Stefán Sigurðsson, Karen Kristjánsdóttir, Birta Dröfn Jónsdóttir, Linda Viðarsdóttir and Þorkell Guðjónsson
Introduction: DNA double strand breaks (DSB) are the most cytotoxic DNA lesions the human genome endures and if left unrepaired, DSB can result in cell death. Incorrectly repaired DSB can result in the accumulation of mutation and chromosomal translocation an early step in the aetiology of carcinogenesis. ALKBH3 & FTO are dioxygenases involved in DNA/RNA alkylation repair and mRNA demethylation. We have shown that ALKBH3 and FTO play an important role in DNA-DSB repair by influencing RNF168, a key regulator of DNA-DSB repair. These enzymes impact RNF168 mRNA nuclear export by removing methylation marks from the RNF168-transcript.

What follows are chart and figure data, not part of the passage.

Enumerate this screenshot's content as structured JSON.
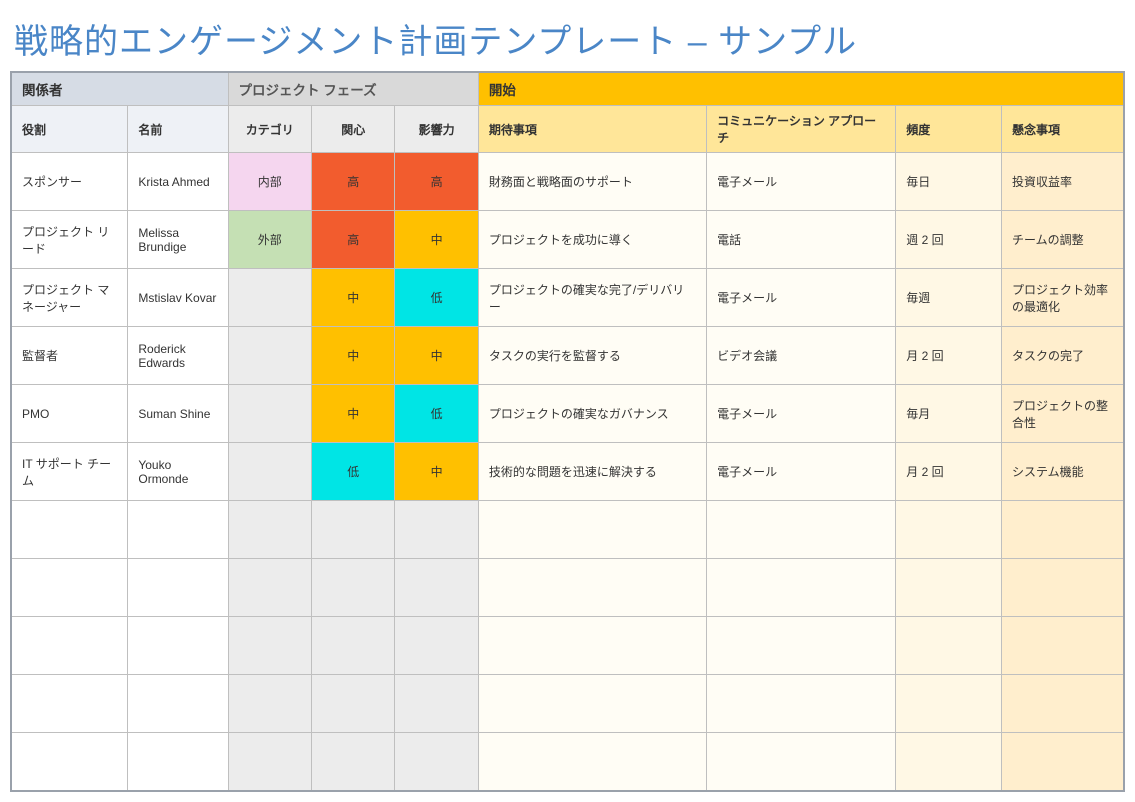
{
  "title": "戦略的エンゲージメント計画テンプレート – サンプル",
  "colors": {
    "title": "#4a86c7",
    "section_stakeholder_bg": "#d6dce5",
    "section_phase_bg": "#d9d9d9",
    "section_begin_bg": "#ffc000",
    "header_stakeholder_bg": "#eef1f6",
    "header_phase_bg": "#ececec",
    "header_begin_bg": "#ffe699",
    "body_greylt": "#ececec",
    "body_cream1": "#fffdf5",
    "body_cream2": "#fff8e5",
    "body_cream3": "#ffeecd",
    "level_high": "#f25c2e",
    "level_mid": "#ffc000",
    "level_low": "#00e5e5",
    "category_internal": "#f5d6ef",
    "category_external": "#c5e0b4",
    "grid_border": "#bfbfbf",
    "outer_border": "#9aa1ab"
  },
  "sections": {
    "stakeholder": "関係者",
    "phase": "プロジェクト フェーズ",
    "begin": "開始"
  },
  "headers": {
    "role": "役割",
    "name": "名前",
    "category": "カテゴリ",
    "interest": "関心",
    "influence": "影響力",
    "expectations": "期待事項",
    "approach": "コミュニケーション アプローチ",
    "frequency": "頻度",
    "concerns": "懸念事項"
  },
  "levels": {
    "high": "高",
    "mid": "中",
    "low": "低"
  },
  "categories": {
    "internal": "内部",
    "external": "外部"
  },
  "column_widths_pct": {
    "role": 10.5,
    "name": 9,
    "category": 7.5,
    "interest": 7.5,
    "influence": 7.5,
    "expectations": 20.5,
    "approach": 17,
    "frequency": 9.5,
    "concerns": 11
  },
  "rows": [
    {
      "role": "スポンサー",
      "name": "Krista Ahmed",
      "category": "internal",
      "interest": "high",
      "influence": "high",
      "expectations": "財務面と戦略面のサポート",
      "approach": "電子メール",
      "frequency": "毎日",
      "concerns": "投資収益率"
    },
    {
      "role": "プロジェクト リード",
      "name": "Melissa Brundige",
      "category": "external",
      "interest": "high",
      "influence": "mid",
      "expectations": "プロジェクトを成功に導く",
      "approach": "電話",
      "frequency": "週 2 回",
      "concerns": "チームの調整"
    },
    {
      "role": "プロジェクト マネージャー",
      "name": "Mstislav Kovar",
      "category": "",
      "interest": "mid",
      "influence": "low",
      "expectations": "プロジェクトの確実な完了/デリバリー",
      "approach": "電子メール",
      "frequency": "毎週",
      "concerns": "プロジェクト効率の最適化"
    },
    {
      "role": "監督者",
      "name": "Roderick Edwards",
      "category": "",
      "interest": "mid",
      "influence": "mid",
      "expectations": "タスクの実行を監督する",
      "approach": "ビデオ会議",
      "frequency": "月 2 回",
      "concerns": "タスクの完了"
    },
    {
      "role": "PMO",
      "name": "Suman Shine",
      "category": "",
      "interest": "mid",
      "influence": "low",
      "expectations": "プロジェクトの確実なガバナンス",
      "approach": "電子メール",
      "frequency": "毎月",
      "concerns": "プロジェクトの整合性"
    },
    {
      "role": "IT サポート チーム",
      "name": "Youko Ormonde",
      "category": "",
      "interest": "low",
      "influence": "mid",
      "expectations": "技術的な問題を迅速に解決する",
      "approach": "電子メール",
      "frequency": "月 2 回",
      "concerns": "システム機能"
    }
  ],
  "empty_rows": 5
}
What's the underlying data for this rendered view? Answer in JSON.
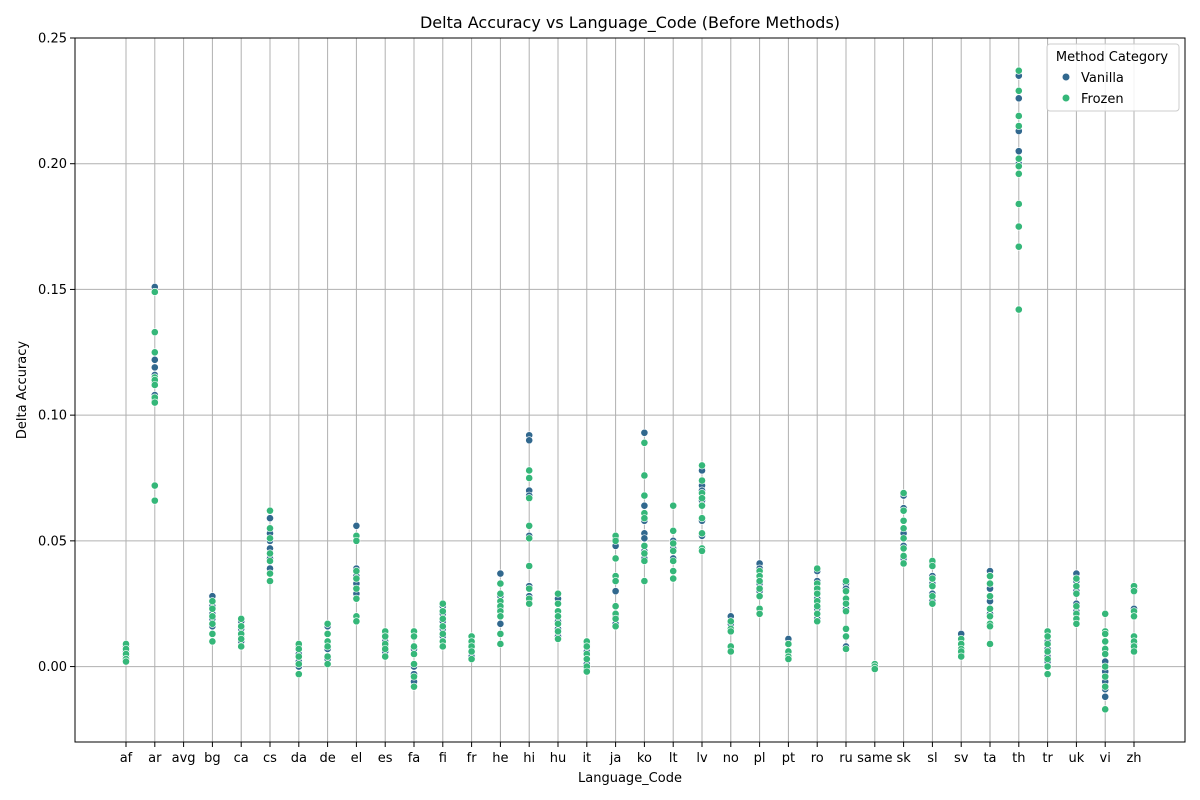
{
  "chart_data": {
    "type": "scatter",
    "title": "Delta Accuracy vs Language_Code (Before Methods)",
    "xlabel": "Language_Code",
    "ylabel": "Delta Accuracy",
    "ylim": [
      -0.03,
      0.25
    ],
    "yticks": [
      0.0,
      0.05,
      0.1,
      0.15,
      0.2,
      0.25
    ],
    "grid": true,
    "categories": [
      "af",
      "ar",
      "avg",
      "bg",
      "ca",
      "cs",
      "da",
      "de",
      "el",
      "es",
      "fa",
      "fi",
      "fr",
      "he",
      "hi",
      "hu",
      "it",
      "ja",
      "ko",
      "lt",
      "lv",
      "no",
      "pl",
      "pt",
      "ro",
      "ru",
      "same",
      "sk",
      "sl",
      "sv",
      "ta",
      "th",
      "tr",
      "uk",
      "vi",
      "zh"
    ],
    "legend": {
      "title": "Method Category",
      "placement": "top-right",
      "entries": [
        {
          "label": "Vanilla",
          "color": "#31688e"
        },
        {
          "label": "Frozen",
          "color": "#35b779"
        }
      ]
    },
    "series": [
      {
        "name": "Vanilla",
        "color": "#31688e",
        "points": {
          "af": [
            0.002,
            0.004,
            0.006,
            0.008
          ],
          "ar": [
            0.151,
            0.149,
            0.122,
            0.119,
            0.116,
            0.113,
            0.108,
            0.106
          ],
          "bg": [
            0.028,
            0.024,
            0.021,
            0.019,
            0.016,
            0.013
          ],
          "ca": [
            0.018,
            0.015,
            0.012,
            0.01
          ],
          "cs": [
            0.059,
            0.053,
            0.05,
            0.047,
            0.043,
            0.039
          ],
          "da": [
            0.008,
            0.005,
            0.002,
            0.0
          ],
          "de": [
            0.016,
            0.013,
            0.01,
            0.007,
            0.003
          ],
          "el": [
            0.056,
            0.052,
            0.039,
            0.036,
            0.033,
            0.029
          ],
          "es": [
            0.013,
            0.01,
            0.008,
            0.006
          ],
          "fa": [
            0.014,
            0.007,
            0.0,
            -0.003,
            -0.006
          ],
          "fi": [
            0.024,
            0.021,
            0.018,
            0.015,
            0.012
          ],
          "fr": [
            0.012,
            0.009,
            0.006,
            0.004
          ],
          "he": [
            0.037,
            0.033,
            0.028,
            0.023,
            0.017
          ],
          "hi": [
            0.092,
            0.09,
            0.07,
            0.068,
            0.052,
            0.032,
            0.028
          ],
          "hu": [
            0.029,
            0.027,
            0.022,
            0.018,
            0.015,
            0.012
          ],
          "it": [
            0.009,
            0.006,
            0.003,
            0.001,
            -0.001
          ],
          "ja": [
            0.051,
            0.048,
            0.03,
            0.024,
            0.02,
            0.017
          ],
          "ko": [
            0.093,
            0.064,
            0.058,
            0.053,
            0.051,
            0.046,
            0.043
          ],
          "lt": [
            0.054,
            0.05,
            0.047,
            0.043,
            0.038
          ],
          "lv": [
            0.078,
            0.072,
            0.07,
            0.066,
            0.058,
            0.052,
            0.047
          ],
          "no": [
            0.02,
            0.017,
            0.014,
            0.008
          ],
          "pl": [
            0.041,
            0.039,
            0.036,
            0.033,
            0.03,
            0.023
          ],
          "pt": [
            0.011,
            0.009,
            0.006,
            0.004
          ],
          "ro": [
            0.038,
            0.034,
            0.03,
            0.027,
            0.023,
            0.019
          ],
          "ru": [
            0.033,
            0.031,
            0.027,
            0.023,
            0.015,
            0.008
          ],
          "same": [
            0.001,
            0.0
          ],
          "sk": [
            0.068,
            0.063,
            0.058,
            0.053,
            0.048,
            0.043
          ],
          "sl": [
            0.041,
            0.036,
            0.033,
            0.029,
            0.026
          ],
          "sv": [
            0.013,
            0.009,
            0.007,
            0.005
          ],
          "ta": [
            0.038,
            0.036,
            0.031,
            0.026,
            0.021,
            0.017
          ],
          "th": [
            0.235,
            0.226,
            0.215,
            0.213,
            0.205,
            0.2
          ],
          "tr": [
            0.01,
            0.007,
            0.004,
            0.002,
            0.0
          ],
          "uk": [
            0.037,
            0.034,
            0.03,
            0.025,
            0.022,
            0.019
          ],
          "vi": [
            0.002,
            -0.002,
            -0.006,
            -0.009,
            -0.012
          ],
          "zh": [
            0.031,
            0.023,
            0.02,
            0.012,
            0.009
          ]
        }
      },
      {
        "name": "Frozen",
        "color": "#35b779",
        "points": {
          "af": [
            0.009,
            0.007,
            0.005,
            0.003,
            0.002
          ],
          "ar": [
            0.149,
            0.133,
            0.125,
            0.115,
            0.114,
            0.112,
            0.107,
            0.105,
            0.072,
            0.066
          ],
          "bg": [
            0.026,
            0.023,
            0.02,
            0.017,
            0.013,
            0.01
          ],
          "ca": [
            0.019,
            0.016,
            0.013,
            0.011,
            0.008
          ],
          "cs": [
            0.062,
            0.055,
            0.051,
            0.045,
            0.042,
            0.037,
            0.034
          ],
          "da": [
            0.009,
            0.007,
            0.004,
            0.001,
            -0.003
          ],
          "de": [
            0.017,
            0.013,
            0.01,
            0.008,
            0.004,
            0.001
          ],
          "el": [
            0.052,
            0.05,
            0.038,
            0.035,
            0.031,
            0.027,
            0.02,
            0.018
          ],
          "es": [
            0.014,
            0.012,
            0.009,
            0.007,
            0.004
          ],
          "fa": [
            0.014,
            0.012,
            0.008,
            0.005,
            0.001,
            -0.004,
            -0.008
          ],
          "fi": [
            0.025,
            0.022,
            0.019,
            0.016,
            0.013,
            0.01,
            0.008
          ],
          "fr": [
            0.012,
            0.01,
            0.008,
            0.006,
            0.003
          ],
          "he": [
            0.033,
            0.029,
            0.026,
            0.024,
            0.022,
            0.02,
            0.013,
            0.009
          ],
          "hi": [
            0.078,
            0.075,
            0.067,
            0.056,
            0.051,
            0.04,
            0.031,
            0.027,
            0.025
          ],
          "hu": [
            0.029,
            0.025,
            0.022,
            0.02,
            0.017,
            0.014,
            0.011
          ],
          "it": [
            0.01,
            0.008,
            0.005,
            0.003,
            0.0,
            -0.002
          ],
          "ja": [
            0.052,
            0.05,
            0.043,
            0.036,
            0.034,
            0.024,
            0.021,
            0.019,
            0.016
          ],
          "ko": [
            0.089,
            0.076,
            0.068,
            0.061,
            0.059,
            0.048,
            0.045,
            0.042,
            0.034
          ],
          "lt": [
            0.064,
            0.054,
            0.049,
            0.046,
            0.042,
            0.038,
            0.035
          ],
          "lv": [
            0.08,
            0.074,
            0.069,
            0.067,
            0.064,
            0.059,
            0.053,
            0.047,
            0.046
          ],
          "no": [
            0.018,
            0.015,
            0.014,
            0.008,
            0.006
          ],
          "pl": [
            0.038,
            0.036,
            0.034,
            0.031,
            0.028,
            0.023,
            0.021
          ],
          "pt": [
            0.009,
            0.006,
            0.004,
            0.003
          ],
          "ro": [
            0.039,
            0.033,
            0.031,
            0.029,
            0.026,
            0.024,
            0.021,
            0.018
          ],
          "ru": [
            0.034,
            0.03,
            0.027,
            0.025,
            0.022,
            0.015,
            0.012,
            0.007
          ],
          "same": [
            0.001,
            0.0,
            -0.001
          ],
          "sk": [
            0.069,
            0.062,
            0.058,
            0.055,
            0.051,
            0.047,
            0.044,
            0.041
          ],
          "sl": [
            0.042,
            0.04,
            0.035,
            0.032,
            0.028,
            0.025
          ],
          "sv": [
            0.011,
            0.009,
            0.007,
            0.006,
            0.004
          ],
          "ta": [
            0.036,
            0.033,
            0.028,
            0.023,
            0.02,
            0.017,
            0.016,
            0.009
          ],
          "th": [
            0.237,
            0.229,
            0.219,
            0.215,
            0.202,
            0.199,
            0.196,
            0.184,
            0.175,
            0.167,
            0.142
          ],
          "tr": [
            0.014,
            0.012,
            0.009,
            0.006,
            0.003,
            0.0,
            -0.003
          ],
          "uk": [
            0.035,
            0.032,
            0.029,
            0.024,
            0.021,
            0.019,
            0.017
          ],
          "vi": [
            0.021,
            0.014,
            0.013,
            0.01,
            0.007,
            0.005,
            0.0,
            -0.004,
            -0.008,
            -0.017
          ],
          "zh": [
            0.032,
            0.03,
            0.022,
            0.02,
            0.012,
            0.01,
            0.008,
            0.006
          ]
        }
      }
    ]
  }
}
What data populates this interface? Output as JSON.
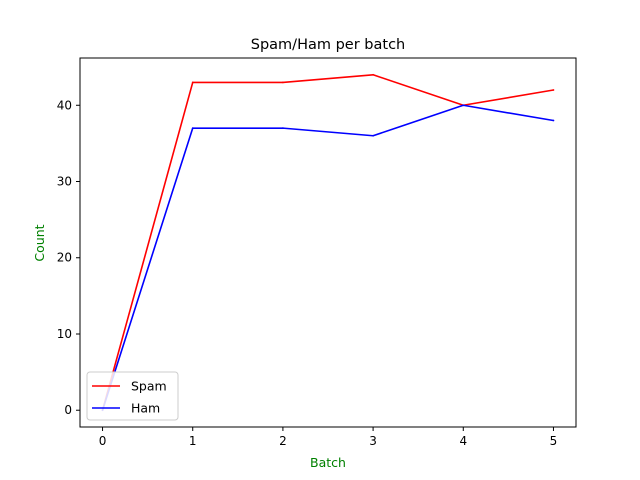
{
  "chart_data": {
    "type": "line",
    "title": "Spam/Ham per batch",
    "xlabel": "Batch",
    "ylabel": "Count",
    "axis_label_color": "#008000",
    "x": [
      0,
      1,
      2,
      3,
      4,
      5
    ],
    "series": [
      {
        "name": "Spam",
        "color": "#ff0000",
        "values": [
          0,
          43,
          43,
          44,
          40,
          42
        ]
      },
      {
        "name": "Ham",
        "color": "#0000ff",
        "values": [
          0,
          37,
          37,
          36,
          40,
          38
        ]
      }
    ],
    "xlim": [
      -0.25,
      5.25
    ],
    "ylim": [
      -2.2,
      46.2
    ],
    "xticks": [
      0,
      1,
      2,
      3,
      4,
      5
    ],
    "yticks": [
      0,
      10,
      20,
      30,
      40
    ],
    "grid": false,
    "legend_position": "lower-left"
  }
}
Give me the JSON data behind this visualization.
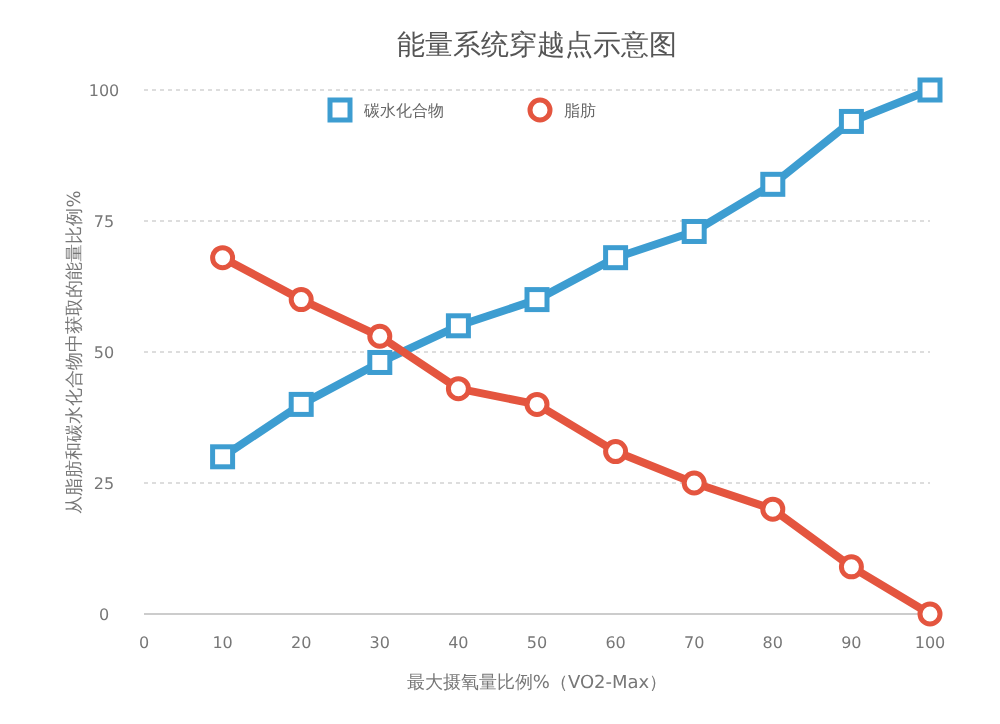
{
  "chart_data": {
    "type": "line",
    "title": "能量系统穿越点示意图",
    "xlabel": "最大摄氧量比例%（VO2-Max）",
    "ylabel": "从脂肪和碳水化合物中获取的能量比例%",
    "x": [
      10,
      20,
      30,
      40,
      50,
      60,
      70,
      80,
      90,
      100
    ],
    "series": [
      {
        "name": "碳水化合物",
        "color": "#3d9dd1",
        "marker": "square",
        "values": [
          30,
          40,
          48,
          55,
          60,
          68,
          73,
          82,
          94,
          100
        ]
      },
      {
        "name": "脂肪",
        "color": "#e4553f",
        "marker": "circle",
        "values": [
          68,
          60,
          53,
          43,
          40,
          31,
          25,
          20,
          9,
          0
        ]
      }
    ],
    "xlim": [
      0,
      100
    ],
    "xticks": [
      0,
      10,
      20,
      30,
      40,
      50,
      60,
      70,
      80,
      90,
      100
    ],
    "ylim": [
      0,
      100
    ],
    "yticks": [
      0,
      25,
      50,
      75,
      100
    ],
    "grid": "y",
    "legend": "top",
    "line_style": "solid"
  }
}
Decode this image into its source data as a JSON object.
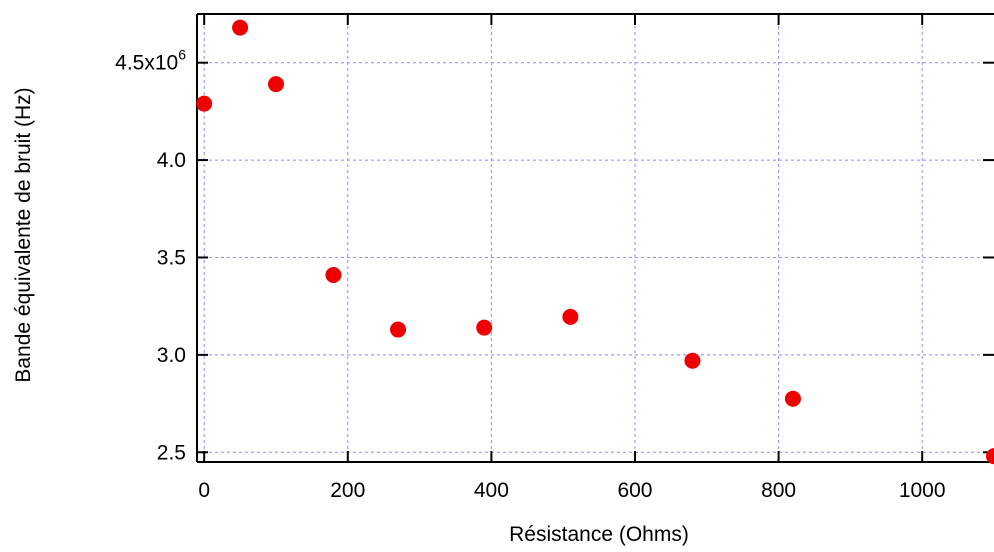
{
  "chart_data": {
    "type": "scatter",
    "xlabel": "Résistance (Ohms)",
    "ylabel": "Bande équivalente de bruit (Hz)",
    "xlim": [
      -10,
      1100
    ],
    "ylim": [
      2.45,
      4.75
    ],
    "y_multiplier_label": {
      "base": "x10",
      "exponent": "6"
    },
    "x_ticks": [
      0,
      200,
      400,
      600,
      800,
      1000
    ],
    "x_tick_labels": [
      "0",
      "200",
      "400",
      "600",
      "800",
      "1000"
    ],
    "y_ticks": [
      2.5,
      3.0,
      3.5,
      4.0,
      4.5
    ],
    "y_tick_labels": [
      "2.5",
      "3.0",
      "3.5",
      "4.0",
      "4.5"
    ],
    "grid": true,
    "marker_color": "#ee0000",
    "grid_color": "#8b8bff",
    "series": [
      {
        "x": [
          0,
          50,
          100,
          180,
          270,
          390,
          510,
          680,
          820,
          1100
        ],
        "y": [
          4.29,
          4.68,
          4.39,
          3.41,
          3.13,
          3.14,
          3.195,
          2.97,
          2.775,
          2.48
        ]
      }
    ]
  }
}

Methods: We performed cell survival assays and assays to measure genetic instability in ALKBH3 and FTO knockout cell lines as well as siRNA treated cells. Mass spectrometry was also performed after immunoprecipitation using FLAG tagged versions of ALKHB3 and FTO.
Results: Cells lacking ALKBH3 or FTO show strong signs of RNF168 dysfunction, including genome instability and hypersensitivity to genotoxic agents. The mass spectrometry data revealed that ALKHB3 and FTO interact, supporting the functional interaction we have observed. In addition, novel binding partners of FTO and ALKHB3 were identified.
Conclusions: The increased drug sensitivity observed is likely to be explained by decreased recruitment of essential DNA-DSB repair proteins to the site of DNA damage which ultimately affects DNA repair. Due to both a lack of alkylation repair and defective DNA DSB repair, the deficiency of ALKBH3 and FTO may be used as potential markers for cancer treatment response or as potential treatment targets.